Sa main sèche caressa l’oreille de Lecoq comme font les maîtres de pensions aux écoliers qui donnent de jolies étrennes et il acheva :

— Le cher garçon va vous exposer le côté matériel et historique de l’affaire, après quoi je vous fournirai personnellement quelques explications qui, je l’espère, auront le don de vous intéresser. Tu as la parole, mon ami ; sois bref, mais clair, et point de fausse modestie.

M. Lecoq de la Perrière, espèce de Protée qui poussait jusqu’à l’héroïsme le talent de changer sa figure et son allure, se montrait ici tel que Dieu l’avait fait.
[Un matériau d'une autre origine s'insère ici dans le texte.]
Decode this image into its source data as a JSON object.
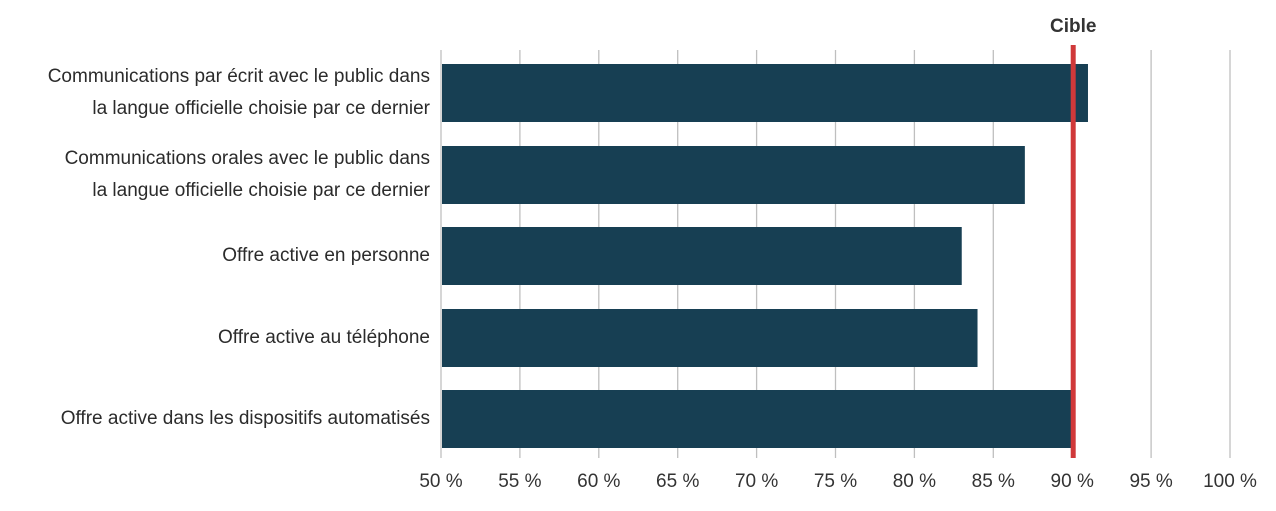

C’était un robuste luron, assez bel homme au demeurant, mais commun, vulgaire dans sa rondeur et gai avec fracas.

Il appartenait très nettement à la catégorie des forts d’estaminet et réalisait le type du commis voyageur tel que l’ont dépeint les écrivains du règne de Louis-Philippe.

Il avait, ce matin, le costume de son choix, celui qu’il affectionnait et portait dès qu’une mission particulière ne l’obligeait pas à prendre un déguisement : jaquette de velours bleu, froncée sur les hanches, gilet de velours écossais quadrillé des plus fraîches, des plus vives couleurs, pantalon flamme-d’enfer, coupé à la hussarde et ne laissant voir que la pointe de la botte.